M. Kikals a déclaré que Steven fournissait les outils utilisés pour effectuer le travail et que celui-ci les transportait dans son camion.

M. Kikals a affirmé que son patron était Steven. En l'absence de Steven, il arrivait que Peter lui dise : “ Steven veut que nous fassions ceci ”.

Selon M. Kikals, Steven recrutait toujours les clients et s'occupait des plaintes.

M. Kikals n'a jamais travaillé pour Peter.

M. Kikals utilisait tout le temps les outils de Steven, de même que Peter.

Steven payait tout le matériel et versait le salaire de M. Kikals.

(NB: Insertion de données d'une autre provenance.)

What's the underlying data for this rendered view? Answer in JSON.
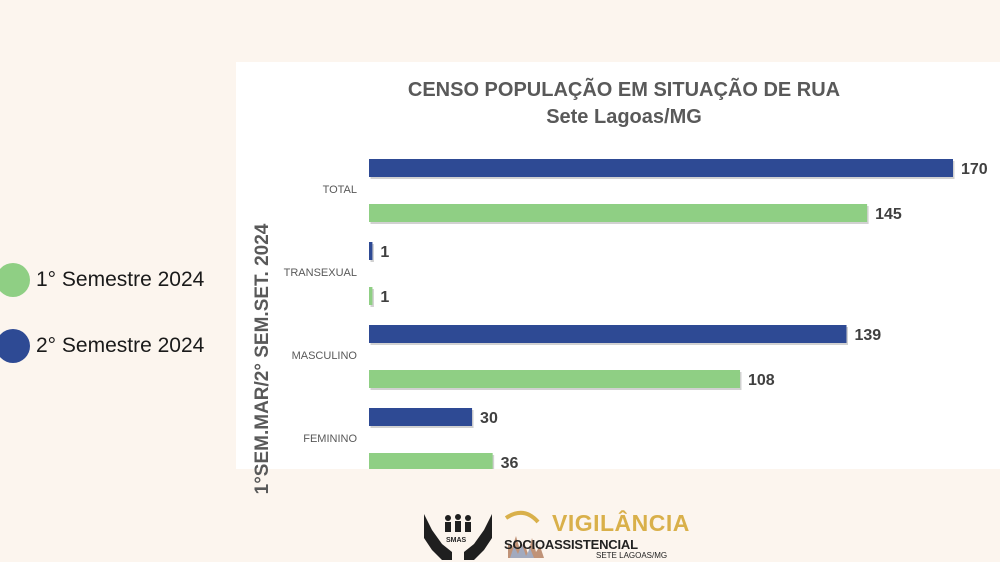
{
  "legend": [
    {
      "label": "1° Semestre 2024",
      "color": "#8fcf84"
    },
    {
      "label": "2° Semestre 2024",
      "color": "#2e4a94"
    }
  ],
  "chart_data": {
    "type": "bar",
    "orientation": "horizontal",
    "title": "CENSO POPULAÇÃO EM SITUAÇÃO DE RUA",
    "subtitle": "Sete Lagoas/MG",
    "ylabel": "1°SEM.MAR/2° SEM.SET. 2024",
    "xlabel": "",
    "categories": [
      "TOTAL",
      "TRANSEXUAL",
      "MASCULINO",
      "FEMININO"
    ],
    "series": [
      {
        "name": "2° Semestre 2024",
        "color": "#2e4a94",
        "values": [
          170,
          1,
          139,
          30
        ]
      },
      {
        "name": "1° Semestre 2024",
        "color": "#8fcf84",
        "values": [
          145,
          1,
          108,
          36
        ]
      }
    ],
    "xlim": [
      0,
      170
    ],
    "grid": false,
    "legend_position": "left"
  },
  "logos": {
    "smas": "SMAS",
    "vigilancia_title": "VIGILÂNCIA",
    "vigilancia_subtitle": "SOCIOASSISTENCIAL",
    "vigilancia_place": "SETE LAGOAS/MG"
  }
}
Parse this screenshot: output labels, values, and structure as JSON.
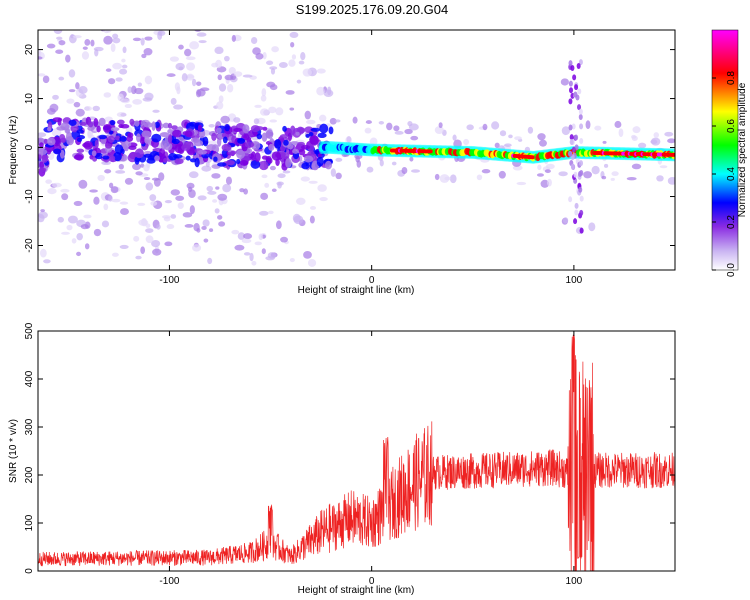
{
  "title": "S199.2025.176.09.20.G04",
  "chart_data": [
    {
      "type": "heatmap",
      "xlabel": "Height of straight line (km)",
      "ylabel": "Frequency (Hz)",
      "xlim": [
        -165,
        150
      ],
      "ylim": [
        -25,
        24
      ],
      "x_ticks": [
        -100,
        0,
        100
      ],
      "y_ticks": [
        -20,
        -10,
        0,
        10,
        20
      ],
      "colorbar": {
        "label": "Normalized spectral amplitude",
        "range": [
          0,
          1
        ],
        "ticks": [
          0.0,
          0.2,
          0.4,
          0.6,
          0.8
        ],
        "colormap": [
          "#ffffff",
          "#8a2be2",
          "#0000ff",
          "#00ffff",
          "#00ff00",
          "#ffff00",
          "#ff0000",
          "#ff00ff"
        ]
      },
      "ridge": [
        {
          "x": -160,
          "f": 2
        },
        {
          "x": -100,
          "f": 1
        },
        {
          "x": -50,
          "f": 0
        },
        {
          "x": -20,
          "f": 0
        },
        {
          "x": 0,
          "f": -0.5
        },
        {
          "x": 50,
          "f": -1
        },
        {
          "x": 80,
          "f": -2
        },
        {
          "x": 100,
          "f": -1
        },
        {
          "x": 150,
          "f": -1.5
        }
      ]
    },
    {
      "type": "line",
      "xlabel": "Height of straight line (km)",
      "ylabel": "SNR (10 * v/v)",
      "xlim": [
        -165,
        150
      ],
      "ylim": [
        0,
        500
      ],
      "x_ticks": [
        -100,
        0,
        100
      ],
      "y_ticks": [
        0,
        100,
        200,
        300,
        400,
        500
      ],
      "color": "#ee2222",
      "envelope": [
        {
          "x": -165,
          "y": 25
        },
        {
          "x": -80,
          "y": 28
        },
        {
          "x": -60,
          "y": 38
        },
        {
          "x": -50,
          "y": 60
        },
        {
          "x": -40,
          "y": 30
        },
        {
          "x": -25,
          "y": 80
        },
        {
          "x": -10,
          "y": 110
        },
        {
          "x": 0,
          "y": 100
        },
        {
          "x": 10,
          "y": 140
        },
        {
          "x": 20,
          "y": 180
        },
        {
          "x": 30,
          "y": 205
        },
        {
          "x": 60,
          "y": 210
        },
        {
          "x": 90,
          "y": 215
        },
        {
          "x": 95,
          "y": 210
        },
        {
          "x": 100,
          "y": 190
        },
        {
          "x": 110,
          "y": 210
        },
        {
          "x": 150,
          "y": 210
        }
      ],
      "spikes": [
        {
          "x": -50,
          "y": 140
        },
        {
          "x": 7,
          "y": 280
        },
        {
          "x": 100,
          "y": 500
        },
        {
          "x": 103,
          "y": 30
        },
        {
          "x": 108,
          "y": 410
        }
      ]
    }
  ]
}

En 1994, lorsque Steven a licencié M. Kikals, il a refusé de lui remettre une fiche de cessation d'emploi sous prétexte qu'il était un sous-traitant.

M. Kikals a poursuivi l'appelant afin de pouvoir enfin toucher des prestations d'assurance-chômage.

[16] Il revient à l'appelant de prouver qu'il exerçait un contrôle sur le travailleur lorsque celui-ci effectuait son travail, qu'il lui fournissait les instruments de travail, que celui-ci n'avait aucune chance de réaliser des bénéfices ni de risques de subir des pertes, et qu'il était bien intégré à l'entreprise. L'appelant a prouvé qu'il était propriétaire des instruments de travail mais a nié que son frère lui était subordonné. Il a omis ne serait-ce que de mentionner les chances de réaliser des bénéfices et l'intégration à l'entreprise. Il a prétendu qu'il partageait les honoraires avec son frère. Il emmenait les employés au lieu de travail. Le travailleur n'a subi aucune perte pendant la durée de son emploi. Par conséquent, je conclus que l'emploi n'était pas assurable, qu'il existait un contrat d'entreprise ou une coentreprise.

[17] L'appel est accueilli.

Signé à Ottawa, Canada, le 22 février 2000.

“ G. Charron ”

J.S.C.C.I.

[TRADUCTION FRANÇAISE OFFICIELLE]

Traduction certifiée conforme ce 11e jour d'octobre 2000.